Pathetic fallacy/ Hardy
A key technique used by Hardy to create sympathy for Tess is pathetic fallacy. The murkiness of the Chase reflects the mysterious and dark event that takes place there. When Tess sexually matures, we are shown the rampant and fecund nature of Talbothay’s dairy farm. Finally, when Tess is at the zenith of her suffering, at Flintcombe Ash, her desolate emotions are reflected in the barren wastes where she must work simply to stay alive. In each of these instances, the environment around the protagonist helps to amplify her emotional state. When Tess is raped, hardy describes “a pale nebulousness” at Alec’s feet. The word “nebulous” means hard to see or make out, and this is appropriate. The forest’s darkness conceals Alec’s brutal actions, and the only clear evidence of what has occurred are Tess’s eye-lashes “where tears lingered”. The bleak pathetic fallacy of the Chase contrasts with the explicit and verdant description of the overgrown garden which is described as “polychrome” with “red” and “white” aspects – it is a riot of colour and vivid description, to reinforce the sense of Tess’s own sexual vibrancy.

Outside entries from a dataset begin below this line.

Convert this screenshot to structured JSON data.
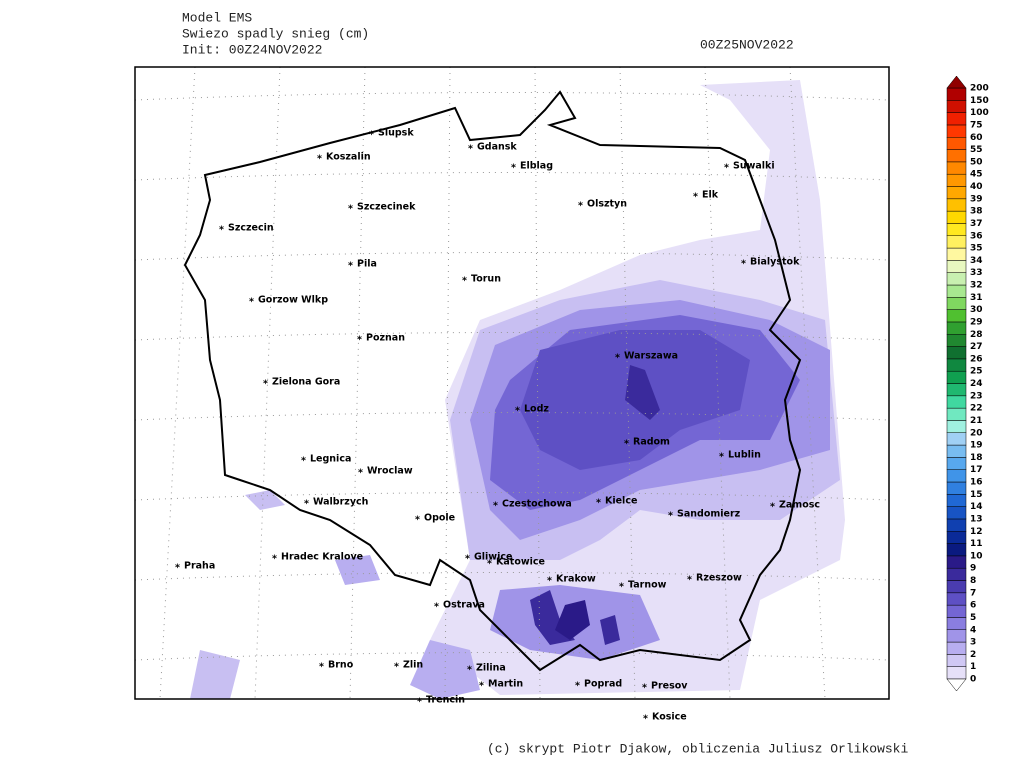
{
  "header": {
    "model": "Model EMS",
    "variable": "Swiezo spadly snieg (cm)",
    "init": "Init: 00Z24NOV2022",
    "valid": "00Z25NOV2022"
  },
  "cities": [
    "Slupsk",
    "Koszalin",
    "Gdansk",
    "Elblag",
    "Suwalki",
    "Szczecinek",
    "Olsztyn",
    "Elk",
    "Szczecin",
    "Pila",
    "Torun",
    "Bialystok",
    "Gorzow Wlkp",
    "Poznan",
    "Warszawa",
    "Zielona Gora",
    "Lodz",
    "Radom",
    "Lublin",
    "Legnica",
    "Wroclaw",
    "Walbrzych",
    "Czestochowa",
    "Kielce",
    "Opole",
    "Sandomierz",
    "Zamosc",
    "Praha",
    "Hradec Kralove",
    "Gliwice",
    "Katowice",
    "Krakow",
    "Tarnow",
    "Rzeszow",
    "Ostrava",
    "Brno",
    "Zlin",
    "Zilina",
    "Martin",
    "Poprad",
    "Presov",
    "Trencin",
    "Kosice"
  ],
  "colorbar": {
    "levels": [
      0,
      1,
      2,
      3,
      4,
      5,
      6,
      7,
      8,
      9,
      10,
      11,
      12,
      13,
      14,
      15,
      16,
      17,
      18,
      19,
      20,
      21,
      22,
      23,
      24,
      25,
      26,
      27,
      28,
      29,
      30,
      31,
      32,
      33,
      34,
      35,
      36,
      37,
      38,
      39,
      40,
      45,
      50,
      55,
      60,
      75,
      100,
      150,
      200
    ],
    "colors": [
      "#e6e0f8",
      "#d0c8f4",
      "#b8aef0",
      "#a094e8",
      "#8a7ee0",
      "#7466d4",
      "#5e50c4",
      "#4a3cb0",
      "#3a2a9c",
      "#2a1a88",
      "#0a1a80",
      "#0a2a98",
      "#1040b0",
      "#1854c4",
      "#2068d4",
      "#3080e0",
      "#4094e8",
      "#58a8ee",
      "#78bcf0",
      "#a0d0f4",
      "#a0f0e0",
      "#70e8c0",
      "#40d8a0",
      "#20b870",
      "#10a050",
      "#108840",
      "#107030",
      "#208830",
      "#30a030",
      "#50c030",
      "#80d860",
      "#a8e890",
      "#c8f0b0",
      "#e8f8c0",
      "#fff8a0",
      "#fff060",
      "#ffe820",
      "#ffd800",
      "#ffc000",
      "#ffa800",
      "#ff9800",
      "#ff8800",
      "#ff7000",
      "#ff5800",
      "#ff3800",
      "#f02000",
      "#d01000",
      "#b00000",
      "#900000"
    ]
  },
  "footer": "(c) skrypt Piotr Djakow, obliczenia Juliusz Orlikowski"
}
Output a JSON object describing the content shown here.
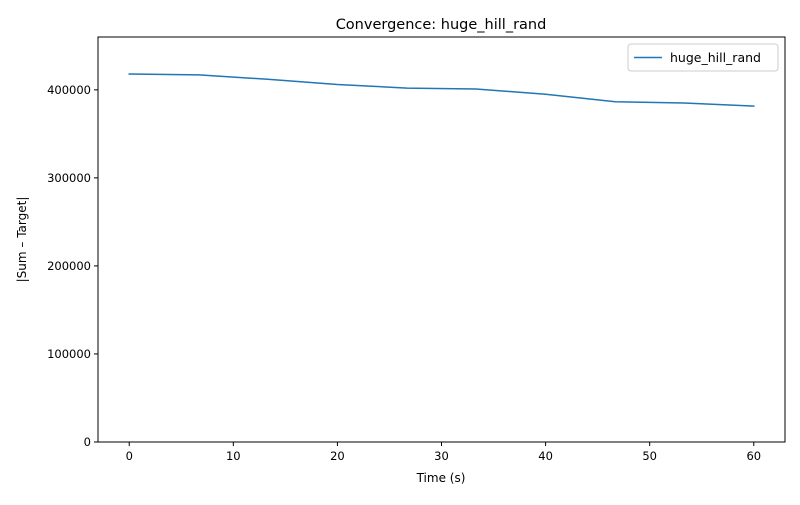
{
  "chart_data": {
    "type": "line",
    "title": "Convergence: huge_hill_rand",
    "xlabel": "Time (s)",
    "ylabel": "|Sum – Target|",
    "xlim": [
      -3,
      63
    ],
    "ylim": [
      0,
      460000
    ],
    "x_ticks": [
      0,
      10,
      20,
      30,
      40,
      50,
      60
    ],
    "y_ticks": [
      0,
      100000,
      200000,
      300000,
      400000
    ],
    "grid": false,
    "legend_position": "top-right",
    "series": [
      {
        "name": "huge_hill_rand",
        "color": "#1f77b4",
        "x": [
          0,
          6.7,
          13.3,
          20,
          26.7,
          33.3,
          40,
          46.7,
          53.3,
          60
        ],
        "y": [
          418000,
          417000,
          412000,
          406000,
          402000,
          401000,
          395000,
          386500,
          385000,
          381500
        ]
      }
    ]
  }
}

The single most significant theme of the novel is fate, and Hardy’s meditation on self-determinism. Tess may seem to be able to choose her own path through life, but a combination of factors prevent this. Considered altogether, it seems that Tess is unable to determine her own life at all, and it seems plausible to a reader that, in her own words, she lives on a “blighted” star. The chain of events which present her (almost gift-wrapped) to Alec d’Urbervilles are a combination of social and economic factors. Her father, persuaded that he is actually from an aristocratic family, gets drunk, which means he is unable to take the family’s hives to market; Tess must go instead and, exhausted, she falls asleep and the family horse is killed; to make amends for this, she agrees to “claim kin” with the d’Urbervilles, and from this point the whole tragedy unfolds. Had Tess not taken responsibility for her father’s fecklessness, she may have determined her own fate, but by trying to do the right thing she puts herself in harm’s way. The theme plays throughout the text until the finale when “the president of the immortals (in the Aeschylean phrase) had ended his sport with Tess”. Hardy present the idea clearly that Tess is nothing more than a play-thing for a higher power, and her sense of choice in her life is completely illusory.